Gwen had assumed her brothers would be more upset with a guy being interested in her, but to her dismay Chester found a horse to beat. “It was nothing. I’m sure. He’s just training me. None of the others will help me. I would look weak if I asked anyway,” she pointed out. “Besides, he came to me. To warn me.”
At that Barnaby stepped forward. “About what?”
Gwen could see concern and fear mapped out in his eyes.
“Sigmis. He has some weird idea he’s going to get me to join him. To give him the ring.”
“Figures. Let me guess, Jr. wants to keep that from happening?”
“Yes, Chester. He does. Is it so hard to think there is a child in this world that has
n’t been influenced by a parent? It’s been like…a hundred years. It was bound to happen eventually,” she said, yelling at the top of her voice, making the animals inside the barn stir. She lowered her voice and head looking to her feet before adding, “Or that someone would think about me like that? I’m more than just the high priestess. That’s all any of you ever think about when you think of me.”
Chester rose, but didn’t go to her. “That’s not true.” He spoke it in a whisper.
Barnaby covered young Cinnabar’s ears, he himself seemingly immune was the only one who didn’t flush and turn away at Chester’s words. Gwen knew. She knew how Chester felt for her, but he’d never made a move to do anything about it. She couldn’t make him. She wouldn’t. She knew he would never be able to look past his duty. In time, she had thought his feelings had gone. That he’d forced them away. To protect her at all costs. Just as she knew his anger toward her was for the same reason. Gwen knew he didn’t so much mind that another had found an interest in her, but that she was meeting the enemy without protection. She could see the words spinning in his mind. She pulled back. Conscious of how she started to wander about. To seek what they were all thinking.
“I’ll be at the cave this evening. Training. You can stand guard outside.” She turned on her heel, picked up her cloak and left them.

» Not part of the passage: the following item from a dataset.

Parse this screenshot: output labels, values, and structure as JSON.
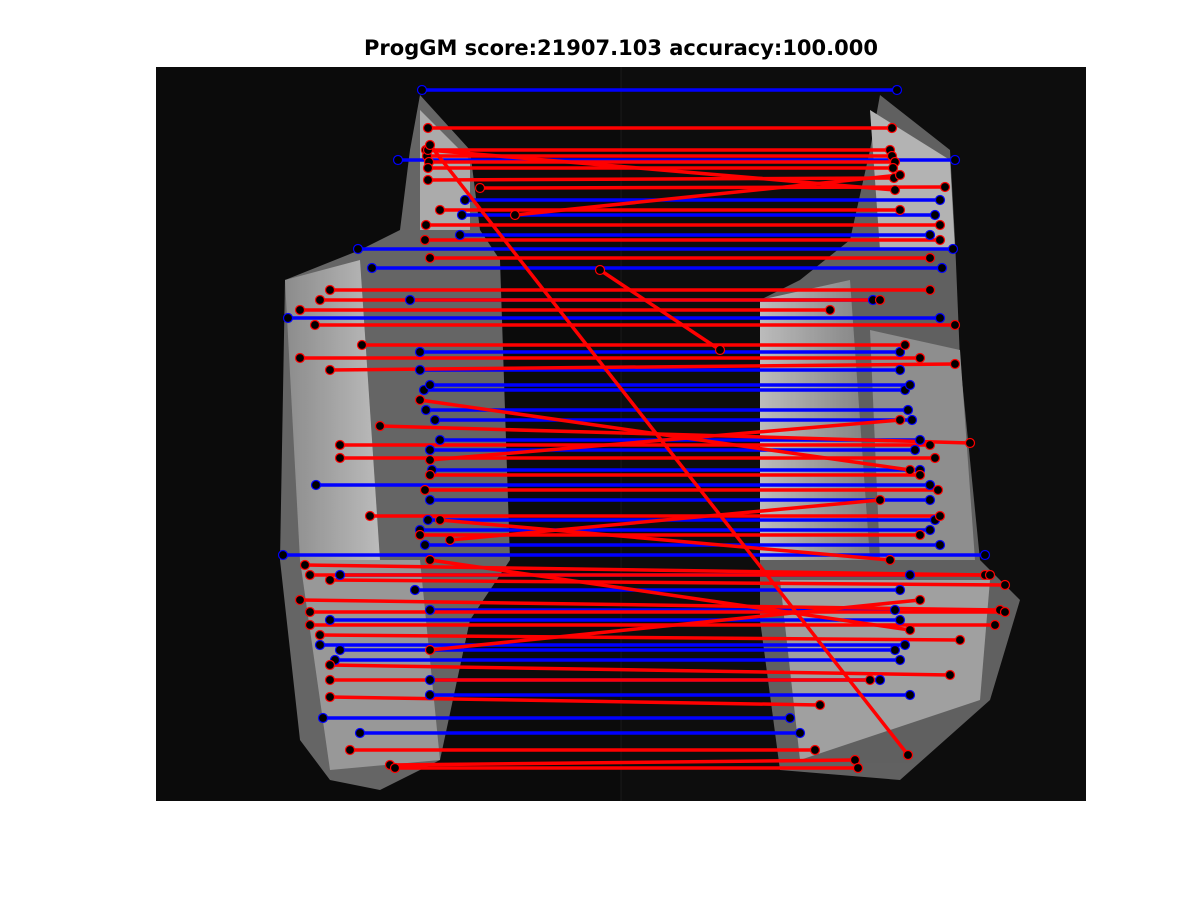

She moved from the barn and bypassed the trail that led to the house. A lone figure made her walk toward the farm plot behind the house. There her father stood; hands in his pockets at his sides, swaying toe to heel on his feet to unsung music. She noted the grey at his temples and the dark circles under his eyes. Her gifts even allowed her to see the lines that marred his face. Not so much age setting in, but the stress of an ill wife and contending with a power struggle. The farm was quiet in the dead of night. Fireflies lit the dark with green dots, impervious to the struggles of the world. Free to roam.